FIGURE 12-1 Bethany, stunt coordinator Shauna Duggins, and actors Dave Annable (“Justin Walker”) and Christopher J. Hanke (“Marcus”) preparing for the fight on the set of Brothers & Sisters. (Brothers & Sisters trademarks and copyrighted material have been used with the permission of ABC Studios.)
FIGURE 12-2 Actors Dave Annable (“Justin Walker”) and Christopher J. Hanke (“Marcus”) performing on the set of Brothers & Sisters. (Brothers & Sisters trademarks and copyrighted material have been used with the permission of ABC Studios.)
SHOOTING A BIG GAG
Now let’s say your script reads something like, “The Ninth Battalion rolls into Tehran. A roadside bomb goes off, decimating the lead tank. Bodies fly through the air. Joe lands in some weeds, choking and crying, with half his leg gone.” It took the writer a minute to write that, and it may play on screen in about the same time, but a lot of planning and work will go into it, making sure that the story is told. You’ll have meetings that pull together the relevant departments: stunts, transportation, props, production design, special effects, visual effects, makeup. It all starts with what you want to see, and they will try to achieve your vision. The more specific you are, the better they can make it happen. If you say, “I need two full blocks of ‘Tehran,’ let’s make it a commercial district, small storefronts, dusty and defeated,” the production designer can get started on that. If you say, “We’ll make the explosion CGI (computer-generated imagery) but I want to see at least 30 chunks of ‘metal’ flying, doubled in rubber, ranging from two feet in diameter to six inches across, and the bodies can be weighted dummies,” the visual effects, special effects, and prop departments can begin their planning. If you say, “We’ll CGI the convoy, but I’ll need four real tanks for foreground,” the transportation coordinator can start looking.

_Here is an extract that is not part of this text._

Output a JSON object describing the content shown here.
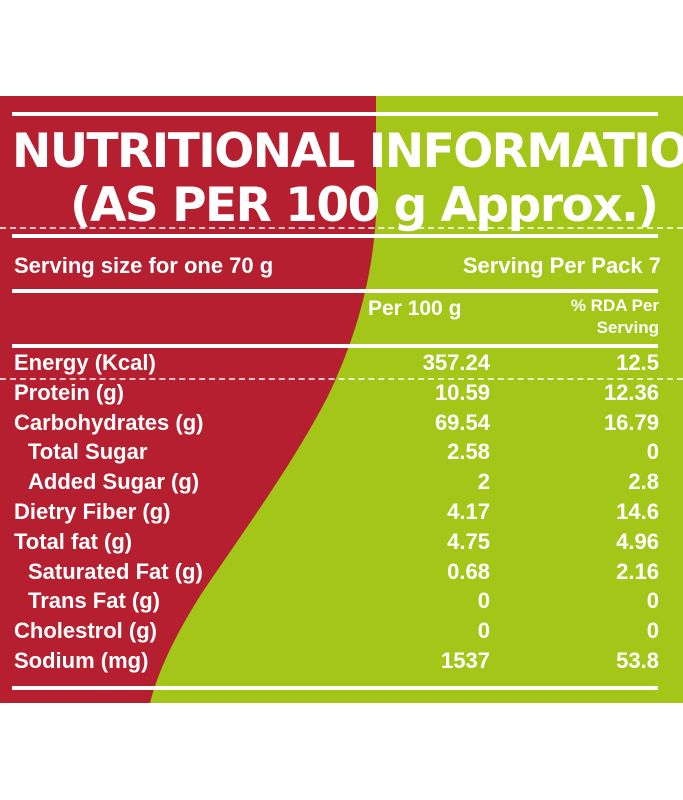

If you say, “I’ll need a total of 200 extras, 25 U.S. Army and 125 Iranian, make sure there are at least 15 children,” then your AD, c
ostume, and the extras casting people will begin their calls. If you say, “I’ll need to double Joe for the landing on the ground,” then stunts and costumes can get prepared. If you say, “We’ll CGI the leg wound but I want him covered with blood, oil, and dirt,” the makeup department knows what to do. And after the first meeting, you’ll have numerous individual department meetings to assess how they’re progressing with their assignments. And that’s for just one moment from your script—something that takes under a minute of screen time!
VISUAL EFFECTS (VFX)
Though visual effects are done in postproduction, you have to shoot the production elements properly in order to create the total effect you want. The visual effects supervisor will be on set during production to advise you. Very often, you are shooting the plate, or starting image, that will be manipulated in post. For example, let’s say you’re shooting an urban scene on the back lot of Universal Studios with the actors in foreground, and you want to show the skyline of Boston or New York or wherever in the background. You’ll need to shoot a plate that holds enough room in the top of the frame for the visual effects artists to add the skyline later.